I have been hampered of late by the increasing and puzzling unavailability of old-style floor dust mops.  There was a time when one could enter any hardware store, even the big box stores like Canadian Tire and find an assortment of suitable dust mops.  There was a time when I could keep a dust mop for years, simply removing the top, washing it and re-using it on a daily basis.  They were made to last.

They likely went out of use at a time when floors were covered with wall-to-wall carpeting and hardwood flooring was less popular. But hardwood flooring of all types have made a tremendous come-back and most people take pride in their wood floors, eschewing total carpeting for smaller area rugs.  To properly dust floors on a regular basis nothing beats the simplicity and functionality of a floor dust mop. 
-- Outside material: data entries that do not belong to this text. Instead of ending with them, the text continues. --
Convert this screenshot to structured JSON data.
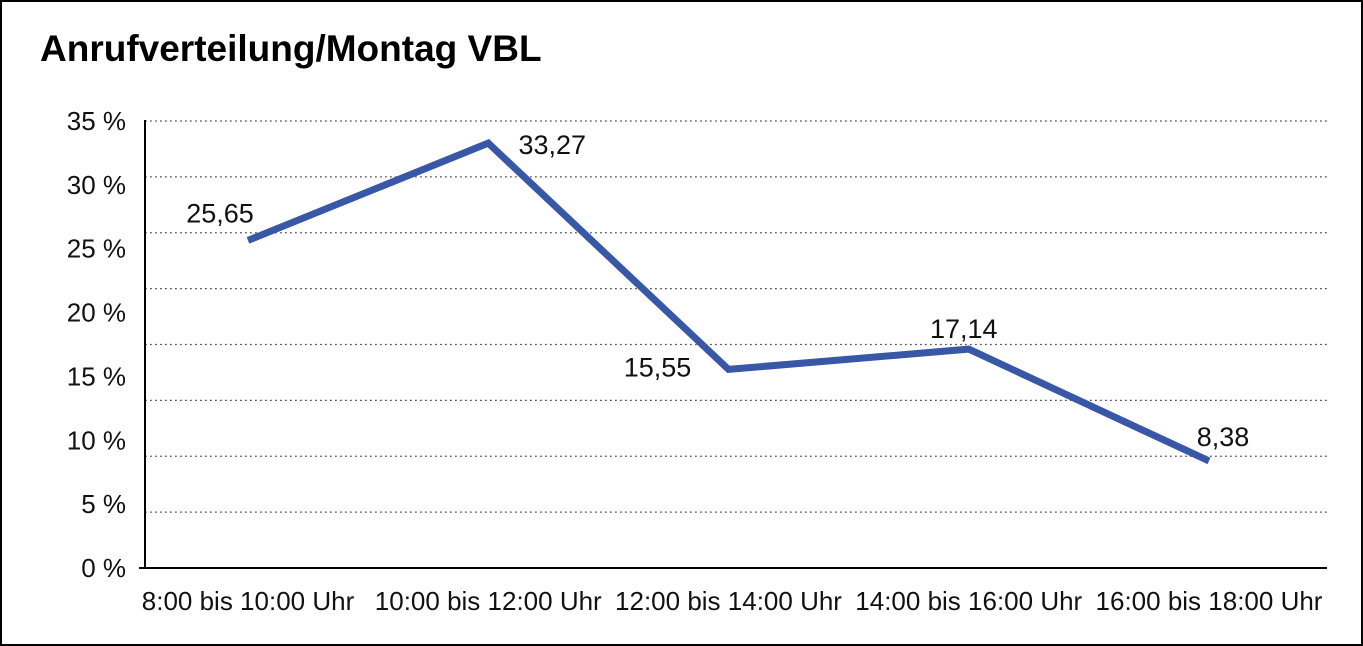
{
  "window": {
    "background_color": "#ffffff",
    "border_color": "#000000"
  },
  "chart_data": {
    "type": "line",
    "title": "Anrufverteilung/Montag VBL",
    "categories": [
      "8:00 bis 10:00 Uhr",
      "10:00 bis 12:00 Uhr",
      "12:00 bis 14:00 Uhr",
      "14:00 bis 16:00 Uhr",
      "16:00 bis 18:00 Uhr"
    ],
    "values": [
      25.65,
      33.27,
      15.55,
      17.14,
      8.38
    ],
    "point_labels": [
      "25,65",
      "33,27",
      "15,55",
      "17,14",
      "8,38"
    ],
    "y_ticks_top_to_bottom": [
      "35 %",
      "30 %",
      "25 %",
      "20 %",
      "15 %",
      "10 %",
      "5 %",
      "0 %"
    ],
    "ylim": [
      0,
      35
    ],
    "xlabel": "",
    "ylabel": "",
    "legend": "none",
    "grid": "horizontal dotted lines",
    "line_color": "#3857A6",
    "axis_color": "#000000",
    "gridline_color": "#555555",
    "text_color": "#111111"
  }
}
Looking for one has become a source of absolute frustration; no outlet seems to carry them any more.  Oh yes, there are microfibre-type floor mops and they are utterly useless, there is no comparison whatever to the old ones in ease of use and outcome.  The Swiffer brand appears to have captured the market and it represents an advertising success for a useless product.

Does no one use a bucket of hot soapy water and a sponge to wash their kitchen floors and other floors with hard surfaces any longer?  For me, at age 76, that is the quickest and most thorough way to adequately wash floors be they porcelain tile, marble or linoleum-covered.

I did find one suitable dust mop, really well designed, by Tormax which met all my expectations.  The fly in that ointment was that it was produced with inferior products, made fragile by this very fact, and lasted at best a month before it broke apart and had to be replaced.  I was so desperate for a usable product that I was willing to keep buying new ones, but they too are no longer available.

Yesterday my shopaholic husband went to Lowes and brought back a Rubbermaid dust mop, clearly in its 24" dimension and heavy wood handle, meant for commercial use, but the best designed with sturdy construction and material, available.  Other types I'd bought there languish in my cupboard, utterly useless.  And this one was so large, heavy and awkward I could barely move it around.  Back it went.

And I am left looking still for a useful product to satisfy my fairly simple criteria.  Ease of use and able to pick up dust; resistant to breakage when it is shaken outdoors to release what it has collected.  Looking online has been no help whatever; I see there the very same models and products that have proven useless.  Rubbermaid had one dust mop that seemed a reasonable size for domestic use but politely advised it was no longer available.

Understated frustration reigns supreme.